The Average $5 Billion Company Incurs Delays of Roughly 5 Weeks Per Year in New Product Launches due to Missed Risks, with a $99 Million Opportunity Cost
Moreover, in a related survey of 111 emerging risk management (ERM) leaders, just 6% felt that their organization’s risk response was timely during strategic initiatives.
“These findings show that risk response usually is not timely,” said Emily Riley, senior principal, research in the Gartner Audit and Risk practice. “But they also show the huge cost of an untimely response. The recent COVID-19 pandemic illustrates the need for an agile response to unexpected risks.”
Gartner experts looked at how strategic initiatives performed against several measures and how this was affected by the timeliness of risk responses (see Figure 1.)

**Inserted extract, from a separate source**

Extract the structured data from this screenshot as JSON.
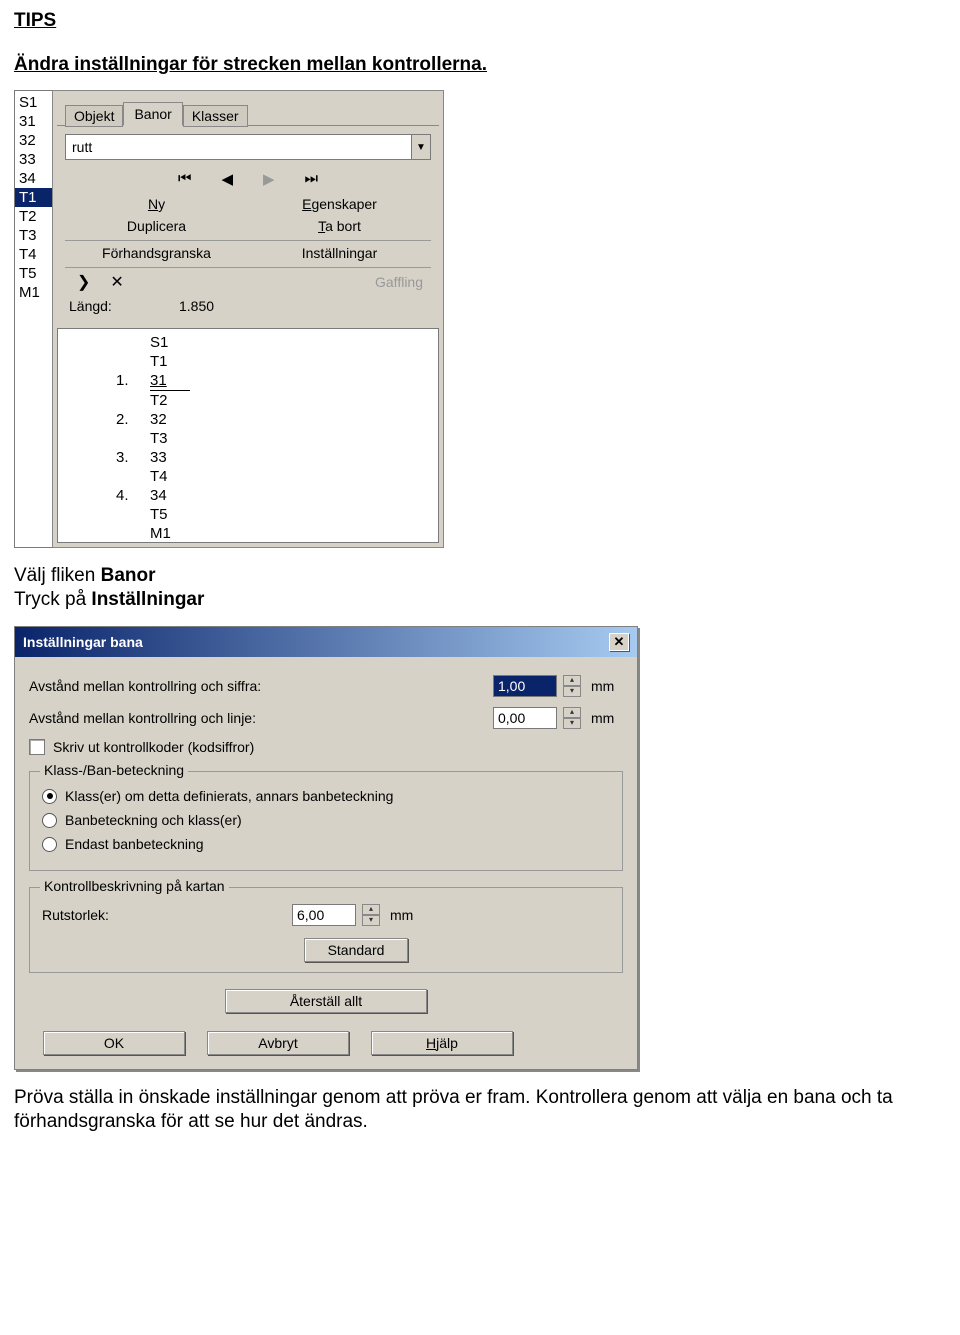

Seventy-six percent of ERM heads said they wanted to increase the proportion of their time they spend on strategic initiatives. More than half said that their involvement should come at the earliest stages of a strategic initiative. Yet currently just 11% feel they are involved before an initiative’s execution.
Information Roadblocks
“The problem we often see is initiative teams are not getting the information they need to act on risks in a timely manner,” said Ms. Riley. “This is one area where ERM teams can add value.”
This can have several root causes. Sometimes many individuals are involved in an initiative without clear accountability to one another. There is also often a sensitivity to candidly sharing information about threats to high stakes projects. Another common cause is a focus on performance metrics that overshadows forward-looking considerations.
“ERM’s role should be to connect initiative teams with subject matter experts, to facilitate opportunities for anonymous sharing of concerns, and to develop risk indicators that consider leading indicators of project success,” said Ms. Riley.